Acts of compassion that were most remembered and valued by study participants tended to be simple and small. They included acknowledging suffering either in person or with cards, letters and flowers; managers who provided flexible work arrangements; an institution where employees could donate unused vacation time to others experiencing hardship; teams that collected donations for someone with an unanticipated expense; food deliveries after surgery or a new baby; and every day acts of kindness such as sharing a cup of coffee or covering someone’s duties so they could attend to a personal need.

Take these steps

In their book, Awakening Compassion at Work, the authors, both organizational psychologists, describe four aspects of compassion that leaders should understand to provide compassionate responses to employees and build a compassionate work environment.

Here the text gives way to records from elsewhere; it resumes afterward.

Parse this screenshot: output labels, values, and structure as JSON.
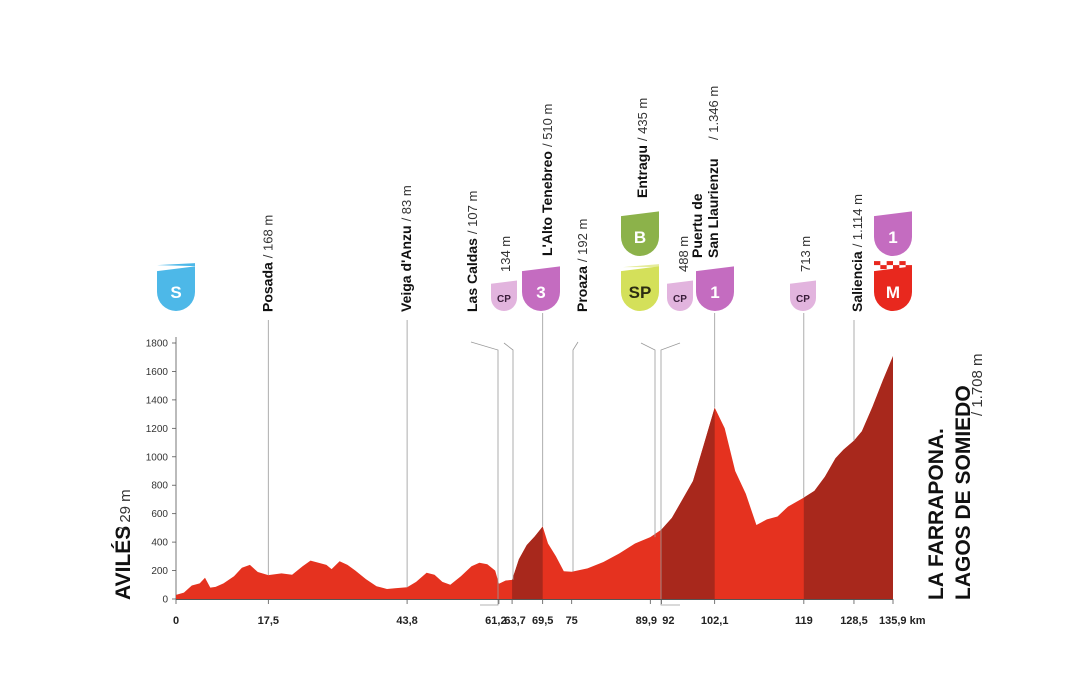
{
  "chart_data": {
    "type": "area",
    "x_unit": "km",
    "y_ticks": [
      "0",
      "200",
      "400",
      "600",
      "800",
      "1000",
      "1200",
      "1400",
      "1600",
      "1800"
    ],
    "ylim": [
      0,
      1800
    ],
    "xlim": [
      0,
      135.9
    ],
    "start": {
      "name": "AVILÉS",
      "alt": "/ 29 m"
    },
    "finish": {
      "name_line1": "LA FARRAPONA.",
      "name_line2": "LAGOS DE SOMIEDO",
      "alt": "/ 1.708 m"
    },
    "x_labels": [
      {
        "km": 0,
        "label": "0"
      },
      {
        "km": 17.5,
        "label": "17,5"
      },
      {
        "km": 43.8,
        "label": "43,8"
      },
      {
        "km": 61.2,
        "label": "61,2"
      },
      {
        "km": 63.7,
        "label": "63,7"
      },
      {
        "km": 69.5,
        "label": "69,5"
      },
      {
        "km": 75,
        "label": "75"
      },
      {
        "km": 89.9,
        "label": "89,9"
      },
      {
        "km": 92,
        "label": "92"
      },
      {
        "km": 102.1,
        "label": "102,1"
      },
      {
        "km": 119,
        "label": "119"
      },
      {
        "km": 128.5,
        "label": "128,5"
      },
      {
        "km": 135.9,
        "label": "135,9 km"
      }
    ],
    "profile": [
      [
        0,
        29
      ],
      [
        1.5,
        45
      ],
      [
        3,
        95
      ],
      [
        4.5,
        110
      ],
      [
        5.5,
        150
      ],
      [
        6.5,
        80
      ],
      [
        7.5,
        85
      ],
      [
        9,
        110
      ],
      [
        11,
        160
      ],
      [
        12.5,
        220
      ],
      [
        14,
        240
      ],
      [
        15.5,
        190
      ],
      [
        17.5,
        168
      ],
      [
        20,
        180
      ],
      [
        22,
        170
      ],
      [
        24,
        230
      ],
      [
        25.5,
        270
      ],
      [
        27,
        255
      ],
      [
        28.5,
        240
      ],
      [
        29.5,
        210
      ],
      [
        31,
        265
      ],
      [
        32.5,
        240
      ],
      [
        34,
        200
      ],
      [
        36,
        140
      ],
      [
        38,
        90
      ],
      [
        40,
        70
      ],
      [
        41.5,
        75
      ],
      [
        43.8,
        83
      ],
      [
        45.5,
        120
      ],
      [
        47.5,
        185
      ],
      [
        49,
        170
      ],
      [
        50.5,
        120
      ],
      [
        52,
        100
      ],
      [
        54,
        160
      ],
      [
        56,
        230
      ],
      [
        57.5,
        255
      ],
      [
        59,
        245
      ],
      [
        60.5,
        200
      ],
      [
        61.2,
        107
      ],
      [
        62.5,
        130
      ],
      [
        63.7,
        134
      ],
      [
        65,
        280
      ],
      [
        66.5,
        380
      ],
      [
        68,
        440
      ],
      [
        69.5,
        510
      ],
      [
        70.5,
        390
      ],
      [
        72,
        300
      ],
      [
        73.5,
        195
      ],
      [
        75,
        192
      ],
      [
        78,
        215
      ],
      [
        81,
        260
      ],
      [
        84,
        320
      ],
      [
        87,
        390
      ],
      [
        89.9,
        435
      ],
      [
        92,
        488
      ],
      [
        94,
        570
      ],
      [
        96,
        700
      ],
      [
        98,
        830
      ],
      [
        100,
        1080
      ],
      [
        102.1,
        1346
      ],
      [
        104,
        1200
      ],
      [
        106,
        900
      ],
      [
        108,
        740
      ],
      [
        110,
        520
      ],
      [
        112,
        560
      ],
      [
        114,
        580
      ],
      [
        116,
        650
      ],
      [
        119,
        713
      ],
      [
        121,
        760
      ],
      [
        123,
        860
      ],
      [
        125,
        990
      ],
      [
        126.5,
        1050
      ],
      [
        128.5,
        1114
      ],
      [
        130,
        1180
      ],
      [
        132,
        1350
      ],
      [
        134,
        1540
      ],
      [
        135.9,
        1708
      ]
    ],
    "dark_segments": [
      [
        63.7,
        69.5
      ],
      [
        92,
        102.1
      ],
      [
        119,
        135.9
      ]
    ],
    "waypoints": [
      {
        "km": 17.5,
        "name": "Posada",
        "alt": "/ 168 m"
      },
      {
        "km": 43.8,
        "name": "Veiga d'Anzu",
        "alt": "/ 83 m"
      },
      {
        "km": 61.2,
        "name": "Las Caldas",
        "alt": "/ 107 m"
      },
      {
        "km": 63.7,
        "name": "",
        "alt": "134 m"
      },
      {
        "km": 69.5,
        "name": "L'Alto Tenebreo",
        "alt": "/ 510 m"
      },
      {
        "km": 75,
        "name": "Proaza",
        "alt": "/ 192 m"
      },
      {
        "km": 89.9,
        "name": "Entragu",
        "alt": "/ 435 m"
      },
      {
        "km": 92,
        "name": "",
        "alt": "488 m"
      },
      {
        "km": 102.1,
        "name_line1": "Puertu de",
        "name_line2": "San Llaurienzu",
        "alt": "/ 1.346 m"
      },
      {
        "km": 119,
        "name": "",
        "alt": "713 m"
      },
      {
        "km": 128.5,
        "name": "Saliencia",
        "alt": "/ 1.114 m"
      }
    ],
    "badges": [
      {
        "km": 0,
        "kind": "start",
        "label": "S",
        "color": "#4db8e8"
      },
      {
        "km": 63.7,
        "kind": "cp",
        "label": "CP",
        "color": "#e2b4de"
      },
      {
        "km": 69.5,
        "kind": "climb",
        "label": "3",
        "color": "#c46cc0"
      },
      {
        "km": 89.9,
        "kind": "sprint",
        "label": "SP",
        "color": "#d4e05a"
      },
      {
        "km": 89.9,
        "kind": "bonus",
        "label": "B",
        "color": "#8cb24a"
      },
      {
        "km": 92,
        "kind": "cp",
        "label": "CP",
        "color": "#e2b4de"
      },
      {
        "km": 102.1,
        "kind": "climb",
        "label": "1",
        "color": "#c46cc0"
      },
      {
        "km": 119,
        "kind": "cp",
        "label": "CP",
        "color": "#e2b4de"
      },
      {
        "km": 135.9,
        "kind": "finish",
        "label": "M",
        "color": "#e8281e"
      },
      {
        "km": 135.9,
        "kind": "climb",
        "label": "1",
        "color": "#c46cc0"
      }
    ],
    "colors": {
      "profile": "#e5321f",
      "profile_dark": "#a8281c",
      "axis": "#555555"
    }
  }
}
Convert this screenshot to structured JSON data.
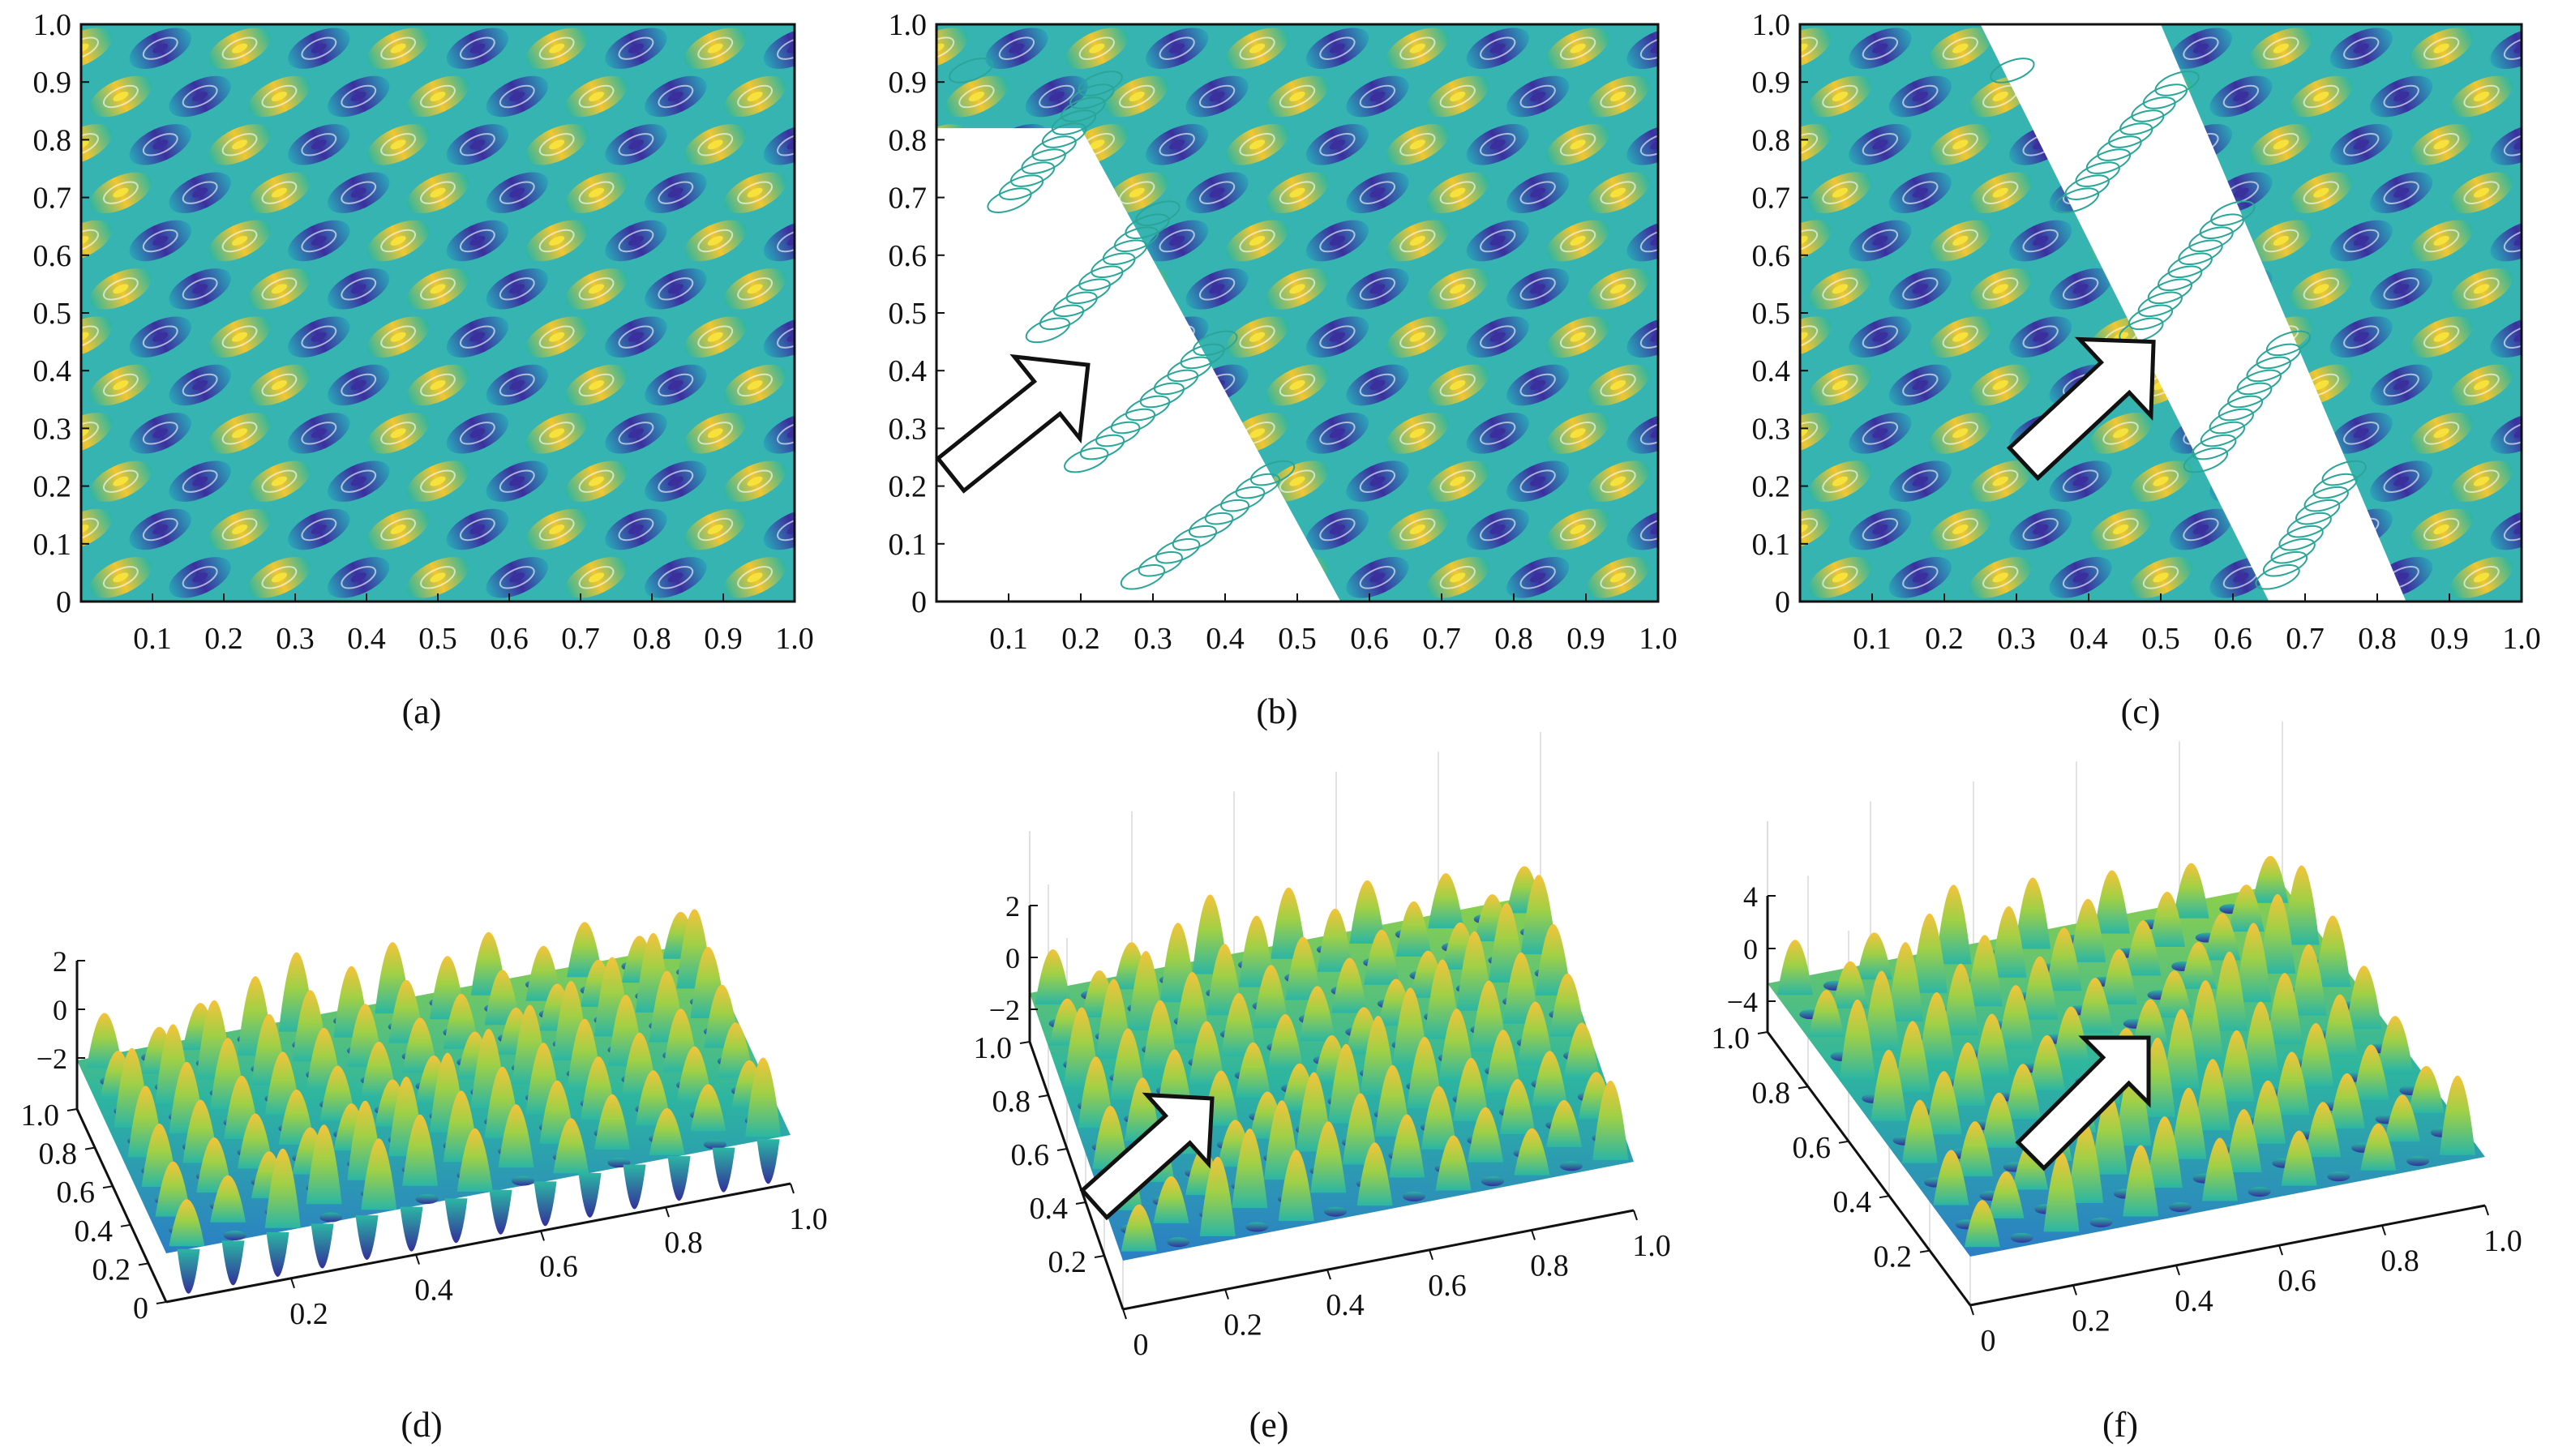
{
  "figure": {
    "captions": [
      "(a)",
      "(b)",
      "(c)",
      "(d)",
      "(e)",
      "(f)"
    ]
  },
  "colors": {
    "low": "#3b2f9e",
    "mid_low": "#2a8bd2",
    "mid": "#2bb6a4",
    "mid_high": "#7fcc4a",
    "high": "#f2b52a",
    "peak": "#f7e23b",
    "white_region": "#ffffff",
    "arrow_fill": "#ffffff",
    "arrow_stroke": "#111111"
  },
  "chart_data": [
    {
      "type": "heatmap",
      "panel": "(a)",
      "subtype": "contour",
      "x_ticks": [
        "0.1",
        "0.2",
        "0.3",
        "0.4",
        "0.5",
        "0.6",
        "0.7",
        "0.8",
        "0.9",
        "1.0"
      ],
      "y_ticks": [
        "0",
        "0.1",
        "0.2",
        "0.3",
        "0.4",
        "0.5",
        "0.6",
        "0.7",
        "0.8",
        "0.9",
        "1.0"
      ],
      "xlim": [
        0,
        1
      ],
      "ylim": [
        0,
        1
      ],
      "white_band": null,
      "arrow": null
    },
    {
      "type": "heatmap",
      "panel": "(b)",
      "subtype": "contour",
      "x_ticks": [
        "0.1",
        "0.2",
        "0.3",
        "0.4",
        "0.5",
        "0.6",
        "0.7",
        "0.8",
        "0.9",
        "1.0"
      ],
      "y_ticks": [
        "0",
        "0.1",
        "0.2",
        "0.3",
        "0.4",
        "0.5",
        "0.6",
        "0.7",
        "0.8",
        "0.9",
        "1.0"
      ],
      "xlim": [
        0,
        1
      ],
      "ylim": [
        0,
        1
      ],
      "white_band": {
        "top_x": [
          0.02,
          0.2
        ],
        "bottom_x": [
          0.25,
          0.56
        ]
      },
      "arrow": {
        "from": [
          0.02,
          0.22
        ],
        "to": [
          0.21,
          0.41
        ]
      }
    },
    {
      "type": "heatmap",
      "panel": "(c)",
      "subtype": "contour",
      "x_ticks": [
        "0.1",
        "0.2",
        "0.3",
        "0.4",
        "0.5",
        "0.6",
        "0.7",
        "0.8",
        "0.9",
        "1.0"
      ],
      "y_ticks": [
        "0",
        "0.1",
        "0.2",
        "0.3",
        "0.4",
        "0.5",
        "0.6",
        "0.7",
        "0.8",
        "0.9",
        "1.0"
      ],
      "xlim": [
        0,
        1
      ],
      "ylim": [
        0,
        1
      ],
      "white_band": {
        "top_x": [
          0.25,
          0.5
        ],
        "bottom_x": [
          0.65,
          0.84
        ]
      },
      "arrow": {
        "from": [
          0.31,
          0.24
        ],
        "to": [
          0.49,
          0.45
        ]
      }
    },
    {
      "type": "surface",
      "panel": "(d)",
      "x_ticks": [
        "0.2",
        "0.4",
        "0.6",
        "0.8",
        "1.0"
      ],
      "y_ticks": [
        "0",
        "0.2",
        "0.4",
        "0.6",
        "0.8",
        "1.0"
      ],
      "z_ticks": [
        "2",
        "0",
        "−2"
      ],
      "zlim": [
        -3,
        3
      ]
    },
    {
      "type": "surface",
      "panel": "(e)",
      "x_ticks": [
        "0",
        "0.2",
        "0.4",
        "0.6",
        "0.8",
        "1.0"
      ],
      "y_ticks": [
        "0.2",
        "0.4",
        "0.6",
        "0.8",
        "1.0"
      ],
      "z_ticks": [
        "2",
        "0",
        "−2"
      ],
      "zlim": [
        -3,
        3
      ],
      "arrow": true
    },
    {
      "type": "surface",
      "panel": "(f)",
      "x_ticks": [
        "0",
        "0.2",
        "0.4",
        "0.6",
        "0.8",
        "1.0"
      ],
      "y_ticks": [
        "0.2",
        "0.4",
        "0.6",
        "0.8",
        "1.0"
      ],
      "z_ticks": [
        "4",
        "0",
        "−4"
      ],
      "zlim": [
        -4,
        4
      ],
      "arrow": true
    }
  ]
}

They are:

  1. Notice body language, tone of voice, disrupted work patterns and other signals that might indicate someone is suffering and inquire about their well-being in private.
  2. Consider another’s suffering to be real and worthy even if it bumps up against your own biases or is different from how you might feel.
  3. Demonstrate empathy through simple gestures that can increase connection.
  4. Take action by offering a range of responses from quiet listening to sending flowers and adjusting work schedules to demonstrate both understanding and care.

There is a strong, evidence-based case for the value of showing compassion in the workplace. It also just feels right. The challenge for leaders is to find ways to respond to that feeling and make it clear to others that it’s okay for them to do so as well.